Un film de Jonathan Frakes
Galvanisé par la réussite artistique et commerciale de Premier contact, Rick Berman propose à Jonathan Frakes de réaliser un nouveau Star Trek, qui porte à neuf les adaptations cinématographiques des séries TOS et TNG. Dans celui-ci, la Fédération colonise de nouveaux espaces, implantant des populations sur de nouvelles planètes, et découvre le secret d'un petit groupe, les Ba'ku : leur planète leur permet de rester jeunes à tout jamais. Afin de pouvoir exploiter cette fontaine de jouvence, ils doivent être déportés afin d'en faire profiter le plus grand nombre. Leurs ennemis jurés, les Son'a, sont à la manœuvre, avec l'appui de la Fédération qu'ils maintiennent dans l'ignorance de leur motivation réelle. Les So'na ont également une longévité importante, mais uniquement grâce à de fréquentes interventions chirurgicales -qui rappellent la torture de Ida Lowry dans Brazil (Terry Gilliam, 1985). La recherche de la mystérieuse alchimie produite sur la terre des Ba'ku les rapproche du personnage de Soran dans Star Trek : Générations, lui aussi obsédé par la quête de l'immortalité.
Comme souvent, Trek se veut une parabole sur le monde contemporain : ainsi, Terre Inconnue faisait explicitement référence à la catastrophe de Tchernobyl. Ici, la stratégie de génocide voulue par les Son'a rappelle les heures douloureuses de la tragédie du Rwanda en 1994, lorsque le gouvernement rwandais, composé de Hutus, décida de réduire à néant la population Tutsis. La consonnance même des noms des peuples dans Insurrection ne laisse pas de doute sur la transposition des événements. Dans la fiction, le commandant Picard n'hésite pas à défier l'autorité : ainsi, lui et son équipage iront protéger la population Ba'ku contre les directives de la Fédération, en signe de véritable rébellion, pour participer à l'Insurrection du titre. Il faut dire que l'équipage a eu la chance de découvrir la qualité de vie des Ba'ku, qui ne souffre d'aucune contre-partie dérangeante, comme c'est souvent le cas dans les mythologies de science-fiction. Effectivement, la découverte du lieu de vie des Ba'ku peut faire penser dans un premier temps à Justice, épisode issu de la saison 1 de Star Trek : The Next Generation ; la découverte d'un véritable jardin d'éden -à l'allure assez torride pour une production tv de l'époque- où la valeur ultime est le plaisir cache en réalité un pénible secret : des mises à mort régulières décidées pour protéger leur environnement. Un bien bel environnement figuré par le cadre idyllique du lac Convict, dans le Sierra Nevada, qui inonde l'écran de son bleu azuré : une certaine idée du paradis.

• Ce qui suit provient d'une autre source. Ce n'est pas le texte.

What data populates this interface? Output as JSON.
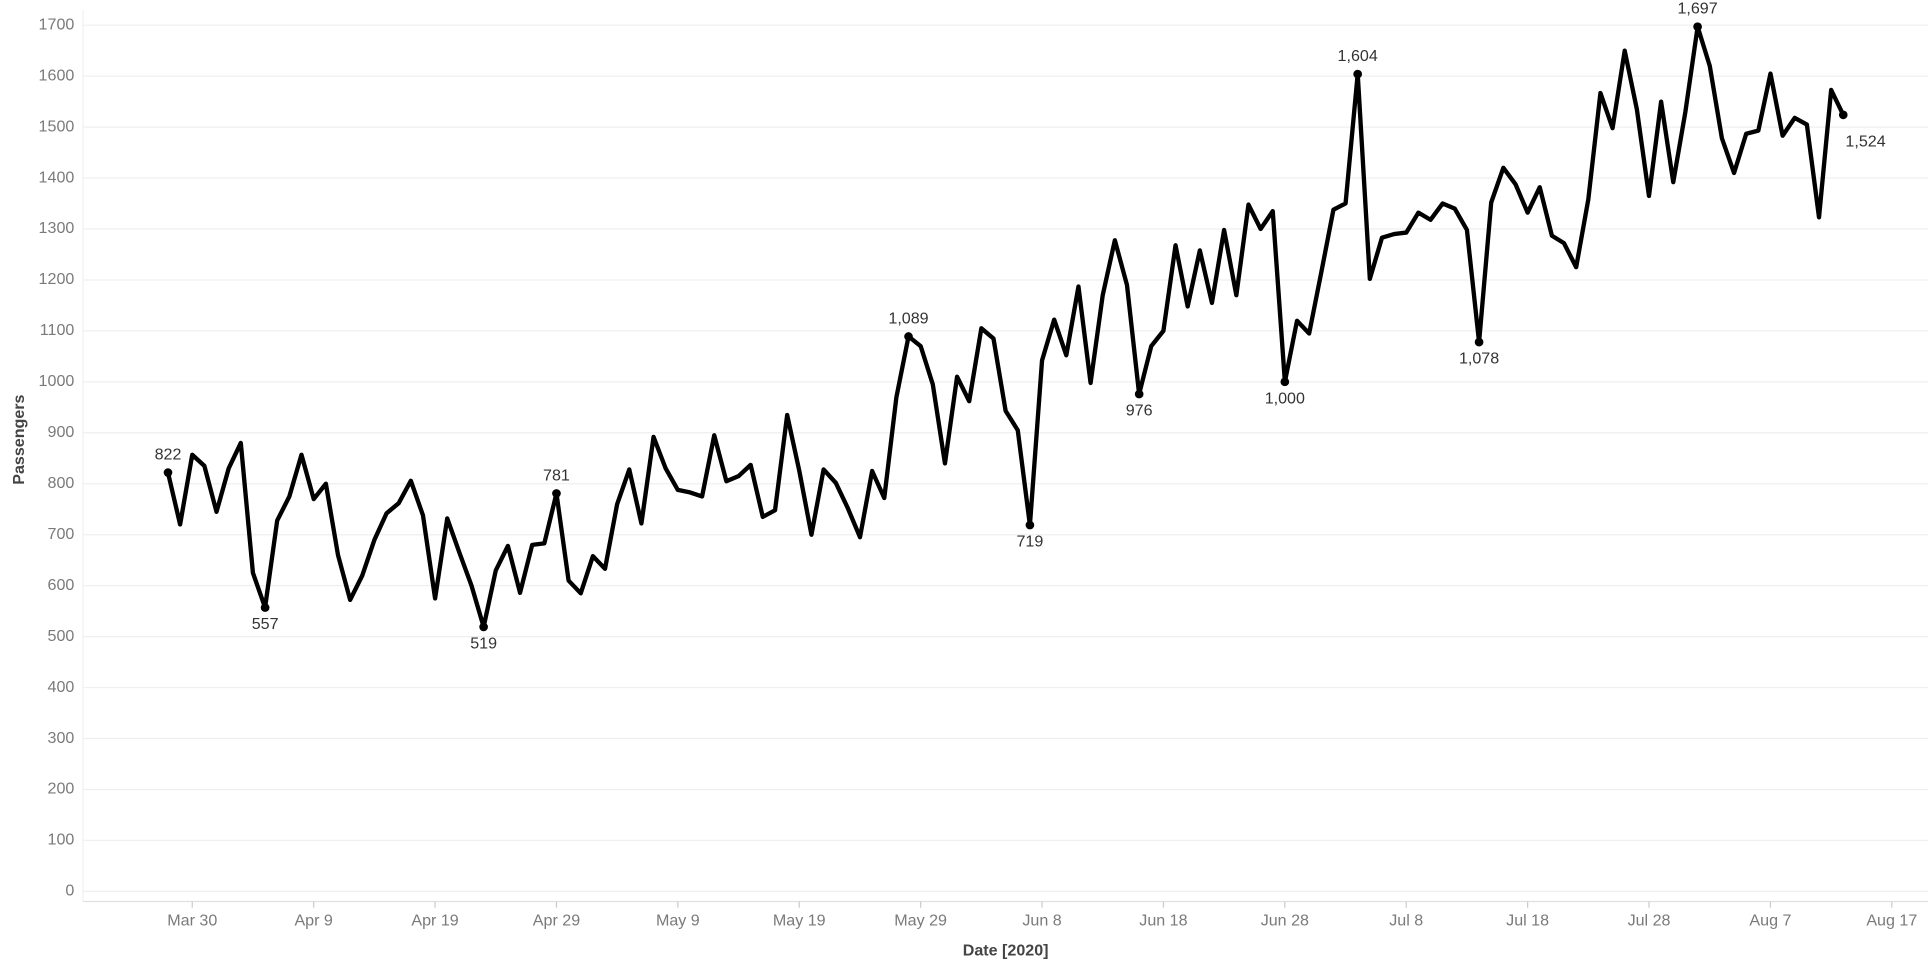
{
  "chart_data": {
    "type": "line",
    "x_label": "Date [2020]",
    "y_label": "Passengers",
    "x": [
      "2020-03-28",
      "2020-03-29",
      "2020-03-30",
      "2020-03-31",
      "2020-04-01",
      "2020-04-02",
      "2020-04-03",
      "2020-04-04",
      "2020-04-05",
      "2020-04-06",
      "2020-04-07",
      "2020-04-08",
      "2020-04-09",
      "2020-04-10",
      "2020-04-11",
      "2020-04-12",
      "2020-04-13",
      "2020-04-14",
      "2020-04-15",
      "2020-04-16",
      "2020-04-17",
      "2020-04-18",
      "2020-04-19",
      "2020-04-20",
      "2020-04-21",
      "2020-04-22",
      "2020-04-23",
      "2020-04-24",
      "2020-04-25",
      "2020-04-26",
      "2020-04-27",
      "2020-04-28",
      "2020-04-29",
      "2020-04-30",
      "2020-05-01",
      "2020-05-02",
      "2020-05-03",
      "2020-05-04",
      "2020-05-05",
      "2020-05-06",
      "2020-05-07",
      "2020-05-08",
      "2020-05-09",
      "2020-05-10",
      "2020-05-11",
      "2020-05-12",
      "2020-05-13",
      "2020-05-14",
      "2020-05-15",
      "2020-05-16",
      "2020-05-17",
      "2020-05-18",
      "2020-05-19",
      "2020-05-20",
      "2020-05-21",
      "2020-05-22",
      "2020-05-23",
      "2020-05-24",
      "2020-05-25",
      "2020-05-26",
      "2020-05-27",
      "2020-05-28",
      "2020-05-29",
      "2020-05-30",
      "2020-05-31",
      "2020-06-01",
      "2020-06-02",
      "2020-06-03",
      "2020-06-04",
      "2020-06-05",
      "2020-06-06",
      "2020-06-07",
      "2020-06-08",
      "2020-06-09",
      "2020-06-10",
      "2020-06-11",
      "2020-06-12",
      "2020-06-13",
      "2020-06-14",
      "2020-06-15",
      "2020-06-16",
      "2020-06-17",
      "2020-06-18",
      "2020-06-19",
      "2020-06-20",
      "2020-06-21",
      "2020-06-22",
      "2020-06-23",
      "2020-06-24",
      "2020-06-25",
      "2020-06-26",
      "2020-06-27",
      "2020-06-28",
      "2020-06-29",
      "2020-06-30",
      "2020-07-01",
      "2020-07-02",
      "2020-07-03",
      "2020-07-04",
      "2020-07-05",
      "2020-07-06",
      "2020-07-07",
      "2020-07-08",
      "2020-07-09",
      "2020-07-10",
      "2020-07-11",
      "2020-07-12",
      "2020-07-13",
      "2020-07-14",
      "2020-07-15",
      "2020-07-16",
      "2020-07-17",
      "2020-07-18",
      "2020-07-19",
      "2020-07-20",
      "2020-07-21",
      "2020-07-22",
      "2020-07-23",
      "2020-07-24",
      "2020-07-25",
      "2020-07-26",
      "2020-07-27",
      "2020-07-28",
      "2020-07-29",
      "2020-07-30",
      "2020-07-31",
      "2020-08-01",
      "2020-08-02",
      "2020-08-03",
      "2020-08-04",
      "2020-08-05",
      "2020-08-06",
      "2020-08-07",
      "2020-08-08",
      "2020-08-09",
      "2020-08-10",
      "2020-08-11",
      "2020-08-12",
      "2020-08-13"
    ],
    "series": [
      {
        "name": "Passengers",
        "color": "#000000",
        "values": [
          822,
          720,
          857,
          835,
          745,
          830,
          880,
          625,
          557,
          728,
          775,
          857,
          770,
          800,
          660,
          572,
          620,
          690,
          742,
          762,
          806,
          738,
          575,
          732,
          665,
          600,
          519,
          630,
          678,
          586,
          680,
          683,
          781,
          610,
          585,
          658,
          633,
          760,
          828,
          722,
          892,
          830,
          788,
          783,
          775,
          895,
          805,
          815,
          837,
          735,
          748,
          935,
          825,
          700,
          828,
          802,
          752,
          695,
          825,
          772,
          970,
          1089,
          1070,
          995,
          840,
          1010,
          962,
          1105,
          1085,
          943,
          905,
          719,
          1042,
          1122,
          1052,
          1187,
          998,
          1170,
          1278,
          1190,
          976,
          1070,
          1100,
          1268,
          1148,
          1258,
          1155,
          1298,
          1170,
          1348,
          1300,
          1335,
          1000,
          1120,
          1095,
          1215,
          1338,
          1350,
          1604,
          1202,
          1283,
          1290,
          1293,
          1332,
          1318,
          1350,
          1340,
          1298,
          1078,
          1352,
          1420,
          1388,
          1332,
          1382,
          1287,
          1272,
          1225,
          1358,
          1567,
          1498,
          1650,
          1535,
          1365,
          1550,
          1392,
          1530,
          1697,
          1620,
          1478,
          1410,
          1487,
          1493,
          1605,
          1483,
          1518,
          1505,
          1323,
          1573,
          1524
        ],
        "value_labels": [
          "822",
          null,
          null,
          null,
          null,
          null,
          null,
          null,
          "557",
          null,
          null,
          null,
          null,
          null,
          null,
          null,
          null,
          null,
          null,
          null,
          null,
          null,
          null,
          null,
          null,
          null,
          "519",
          null,
          null,
          null,
          null,
          null,
          "781",
          null,
          null,
          null,
          null,
          null,
          null,
          null,
          null,
          null,
          null,
          null,
          null,
          null,
          null,
          null,
          null,
          null,
          null,
          null,
          null,
          null,
          null,
          null,
          null,
          null,
          null,
          null,
          null,
          "1,089",
          null,
          null,
          null,
          null,
          null,
          null,
          null,
          null,
          null,
          "719",
          null,
          null,
          null,
          null,
          null,
          null,
          null,
          null,
          "976",
          null,
          null,
          null,
          null,
          null,
          null,
          null,
          null,
          null,
          null,
          null,
          "1,000",
          null,
          null,
          null,
          null,
          null,
          "1,604",
          null,
          null,
          null,
          null,
          null,
          null,
          null,
          null,
          null,
          "1,078",
          null,
          null,
          null,
          null,
          null,
          null,
          null,
          null,
          null,
          null,
          null,
          null,
          null,
          null,
          null,
          null,
          null,
          "1,697",
          null,
          null,
          null,
          null,
          null,
          null,
          null,
          null,
          null,
          null,
          null,
          "1,524"
        ]
      }
    ],
    "xlim": [
      "2020-03-21",
      "2020-08-20"
    ],
    "xticks": [
      {
        "value": "2020-03-30",
        "label": "Mar 30"
      },
      {
        "value": "2020-04-09",
        "label": "Apr 9"
      },
      {
        "value": "2020-04-19",
        "label": "Apr 19"
      },
      {
        "value": "2020-04-29",
        "label": "Apr 29"
      },
      {
        "value": "2020-05-09",
        "label": "May 9"
      },
      {
        "value": "2020-05-19",
        "label": "May 19"
      },
      {
        "value": "2020-05-29",
        "label": "May 29"
      },
      {
        "value": "2020-06-08",
        "label": "Jun 8"
      },
      {
        "value": "2020-06-18",
        "label": "Jun 18"
      },
      {
        "value": "2020-06-28",
        "label": "Jun 28"
      },
      {
        "value": "2020-07-08",
        "label": "Jul 8"
      },
      {
        "value": "2020-07-18",
        "label": "Jul 18"
      },
      {
        "value": "2020-07-28",
        "label": "Jul 28"
      },
      {
        "value": "2020-08-07",
        "label": "Aug 7"
      },
      {
        "value": "2020-08-17",
        "label": "Aug 17"
      }
    ],
    "ylim": [
      -20,
      1730
    ],
    "yticks": [
      0,
      100,
      200,
      300,
      400,
      500,
      600,
      700,
      800,
      900,
      1000,
      1100,
      1200,
      1300,
      1400,
      1500,
      1600,
      1700
    ],
    "grid": true
  }
}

Si la terre des Ba'ku est un reflet du Paradis chrétien, Picard se pose en Sauveur et guide le peuple à la façon de l'exode biblique. Un récit fort en symbole donc, qui ne s'empêche pas pour autant des notes d'humour à répétitions. Et, si certaines sont réussies (la tresse de cérémonie de Picard au début, ou l'esquisse d'un pas de mambo par le même Picard, rajeuni par la force régénératrice de la planète-, d'autres tirent en longueur, à l'image d'une chanson poussée par Data, ou ses enfantillages sur la planète Ba'ku.

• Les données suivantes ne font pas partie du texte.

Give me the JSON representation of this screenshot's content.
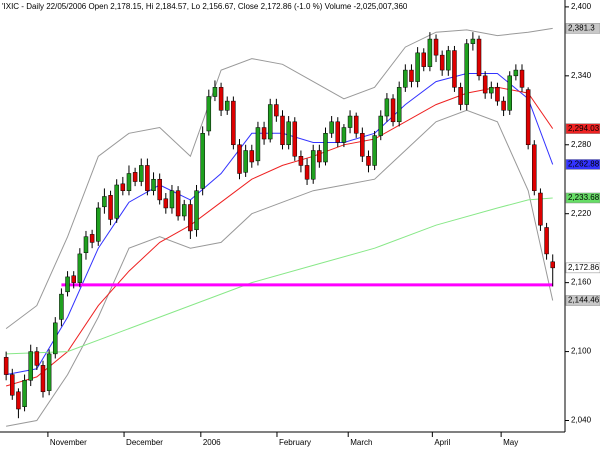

Si la thématique est claire et louable, sa mise en forme pêche un peu dans cet opus : des détours scénaristiques sont tirés par les cheveux (le So'na se rallie un peu vite à la cause défendue par Picard, et la façon d'arrêter le méchant Ru'afo - F. Murray Abraham - s’embarrasse de trop de prétextes techniques, le fameux "tech talk" dénoncé par Ronald D. Moore dans les commentaires audio de Générations et Premier Contact). Pour autant, il restera deux excellentes utilisations d'artefacts science-fictionnelle dans ce film : l'un, le Holodeck, qui permet de créer un environnement virtuel à bord de l'Enterprise, apporte un excellent coup de théâtre dans le dernier acte, bien mieux senti ici que dans le pourtant excellent Premier contact. Dans une moindre mesure, le concept des pistolets télétransporteurs, qui met à mal l'échappatoire des Ba'ku, est aussi une trouvaille qui renouvelle l'imaginaire de la saga. Les effets spéciaux sont par ailleurs omniprésents dans le film, Insurrection étant le premier Star Trek à n'utiliser que des effets intégralement en images de synthèse. Elles proviennent en partie du studio Blue Sky, connu aujourd'hui pour ses films d'animation, comme L'âge de glace (Chris Wedge & Carlos Saldanha, 2002).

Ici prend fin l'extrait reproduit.